Berita di televisi masih menayangkan gosip tentang Selda yang katanya menjadi orang ketiga. Pernyataan acara gosip itu tak sepenuhnya salah. Selda memang hadir sebagai orang ketiga, meski awalnya ia tak tahu-menahu soal pernikahan Rangga.
Setiap ditemui wartawan, Selda tak banyak bicara. Hanya sesekali tersenyum. Sepertinya ia tak ingin menyangkal bahwa memang ada hubungan spesial antara dirinya dan Rangga. Meski pihak management sudah berusaha menutup berita itu, tetap saja masih ada media gosip yang jeli memperhatikan setiap gerak-gerik Selda.
Malam ini, Rangga kembali menerima telepon dari Selda. Ia sengaja keluar kamar. Rasanya tidak nyaman menerima telepon dari Selda sementara ada Nala disini.
Nala juga mengerti, jika itu telepon dari Selda. Sakit memang, tapi mau apa lagi. Sepertinya hubungan Selda dan Rangga sulit diakhiri.
Setengah jam sudah Rangga keluar untuk menerima telepon dari Selda. Hingga saat Nala hendak tidur, Rangga masuk. Membuat Nala mengurungkan niatnya untuk merebahkan badan.
“Nala … bisa kita bicara?” Suara Rangga terdengar berat.
Nala tahu pembicaraan ini sama beratnya dengan suara Rangga. Ia mengangguk seraya bangun. Duduk di ujung tempat tidur diikuti Rangga di sampingnya.
“Nala, hari ini aku mau bicara soal perasaan.”
Nala tersenyum, tapi bukan senyum bahagia. Ia tahu ini bukan soal perasaan yang ia inginkan.
“Sejauh ini aku memang belum menyukai kamu.”
Nala tersenyum lagi. Tikaman pertama dari ucapan Rangga.
“Perasaan kamu, aku harap perasaan kamu belum berkembang jauh.”
Tikaman kedua.
“Kita …”
“Mas … perasaan aku buat kamu sudah tumbuh. Kalau kamu belum, memangnya kamu ga mau berusaha menumbuhkan perasaan untuk aku?”

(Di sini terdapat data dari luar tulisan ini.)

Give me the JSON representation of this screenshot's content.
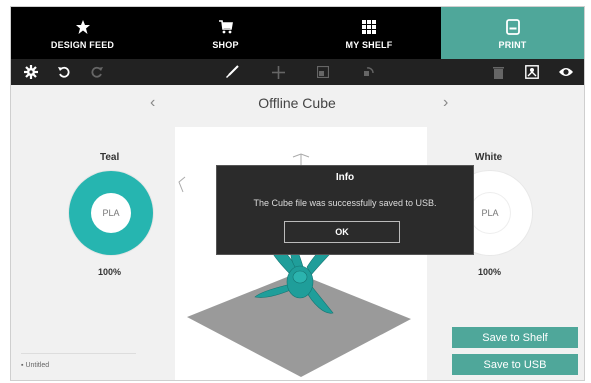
{
  "nav": {
    "items": [
      {
        "label": "DESIGN FEED",
        "icon": "star-icon"
      },
      {
        "label": "SHOP",
        "icon": "cart-icon"
      },
      {
        "label": "MY SHELF",
        "icon": "grid-icon"
      },
      {
        "label": "PRINT",
        "icon": "printer-icon",
        "active": true
      }
    ]
  },
  "toolbar": {
    "icons": [
      "gear-icon",
      "undo-icon",
      "redo-icon",
      "brush-icon",
      "move-icon",
      "scale-icon",
      "rotate-icon",
      "trash-icon",
      "support-icon",
      "eye-icon"
    ]
  },
  "main": {
    "title": "Offline Cube",
    "left_material": {
      "name": "Teal",
      "type": "PLA",
      "percent": "100%",
      "color": "#26b5b0"
    },
    "right_material": {
      "name": "White",
      "type": "PLA",
      "percent": "100%",
      "color": "#ffffff"
    },
    "untitled": "Untitled"
  },
  "dialog": {
    "title": "Info",
    "message": "The Cube file was successfully saved to USB.",
    "ok": "OK"
  },
  "buttons": {
    "save_shelf": "Save to Shelf",
    "save_usb": "Save to USB"
  },
  "colors": {
    "accent": "#4fa79a",
    "model": "#1f9e9a",
    "platform": "#9a9a9a"
  }
}
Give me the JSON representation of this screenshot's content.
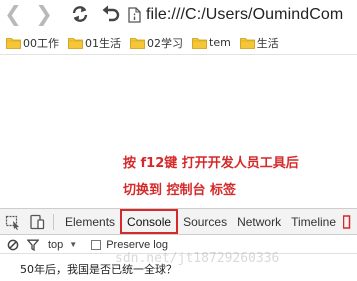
{
  "browser": {
    "url": "file:///C:/Users/OumindCom",
    "back_icon": "back-arrow-icon",
    "forward_icon": "forward-arrow-icon",
    "reload_icon": "reload-icon",
    "undo_icon": "undo-icon",
    "page_icon": "file-page-icon"
  },
  "bookmarks": [
    {
      "label": "00工作"
    },
    {
      "label": "01生活"
    },
    {
      "label": "02学习"
    },
    {
      "label": "tem"
    },
    {
      "label": "生活"
    }
  ],
  "annotation": {
    "line1": "按 f12键 打开开发人员工具后",
    "line2": "切换到 控制台 标签",
    "color": "#d42a2a"
  },
  "devtools": {
    "tabs": [
      {
        "label": "Elements"
      },
      {
        "label": "Console",
        "active": true
      },
      {
        "label": "Sources"
      },
      {
        "label": "Network"
      },
      {
        "label": "Timeline"
      }
    ],
    "context": "top",
    "preserve_log_label": "Preserve log",
    "preserve_log_checked": false
  },
  "console": {
    "output": "50年后，我国是否已统一全球？"
  },
  "watermark": "sdn.net/jt18729260336"
}
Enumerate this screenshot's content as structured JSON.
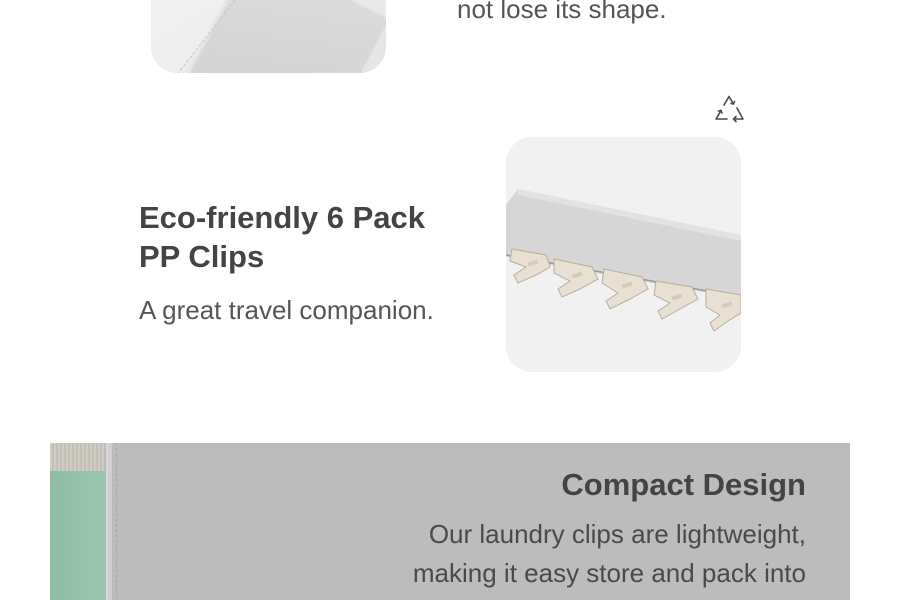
{
  "top_section": {
    "text": "not lose its shape."
  },
  "eco_section": {
    "icon": "recycle-icon",
    "title": "Eco-friendly 6 Pack PP Clips",
    "subtitle": "A great travel companion."
  },
  "compact_section": {
    "title": "Compact Design",
    "text": "Our laundry clips are lightweight, making it easy store and pack into"
  },
  "colors": {
    "text_dark": "#444444",
    "banner_gray": "#bcbcbc",
    "accent_green": "#9ac6af"
  }
}
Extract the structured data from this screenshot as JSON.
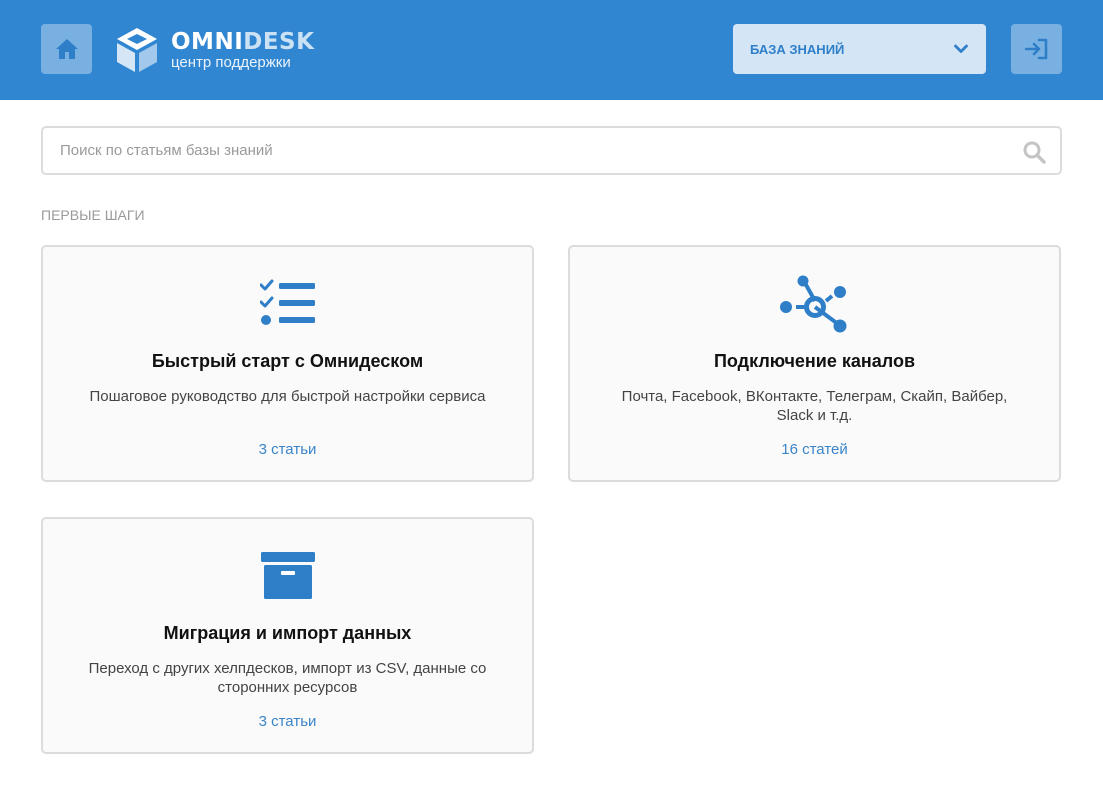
{
  "header": {
    "logo_title_bold": "OMNI",
    "logo_title_light": "DESK",
    "logo_subtitle": "центр поддержки",
    "kb_select_label": "БАЗА ЗНАНИЙ",
    "icons": [
      "home-icon",
      "chevron-down-icon",
      "sign-in-icon"
    ]
  },
  "search": {
    "placeholder": "Поиск по статьям базы знаний",
    "value": ""
  },
  "section": {
    "title": "ПЕРВЫЕ ШАГИ"
  },
  "cards": [
    {
      "icon": "checklist-icon",
      "title": "Быстрый старт с Омнидеском",
      "description": "Пошаговое руководство для быстрой настройки сервиса",
      "count": "3 статьи"
    },
    {
      "icon": "network-icon",
      "title": "Подключение каналов",
      "description": "Почта, Facebook, ВКонтакте, Телеграм, Скайп, Вайбер, Slack и т.д.",
      "count": "16 статей"
    },
    {
      "icon": "archive-box-icon",
      "title": "Миграция и импорт данных",
      "description": "Переход с других хелпдесков, импорт из CSV, данные со сторонних ресурсов",
      "count": "3 статьи"
    }
  ],
  "colors": {
    "header_bg": "#3186d2",
    "accent": "#2f7fc8",
    "card_bg": "#fafafa",
    "card_border": "#dcdcdc"
  }
}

“Ini yang terbaik buat semuanya. Aku ga mau melukai perasaan kamu terlalu jauh, karena di hati aku masih ada Selda.”
“Harus aku yang pergi? Ga bisa kalau dia datang dan aku tetap di sini?”
Nala menahan genang air matanya. Tikaman ketiga belum muncul, tapi rasanya sudah menyakitkan. Sudah terasa hancur perlahan.
“Makin banyak saja yang terluka kalau begitu.”
Sempurna. Air mata Nala jatuh, seketika deras. Tikaman terakhir telak menghancurkan hati yang selama ini dia bangun untuk bertahan.
“Kamu fikir aku ga terluka dengan perpisahan ini?” tanya Nala dengan isak perih.
Rangga terdiam. Hatinya juga sakit. Tapi jika dipaksakan Rangga khawatir akan semakin menyakitkan buat Nala. Cintanya pada Selda masih ada. Bisa saja semakin berkembang nantinya. Pun pada Nala, ada bagian hatinya yang terisi oleh Nala.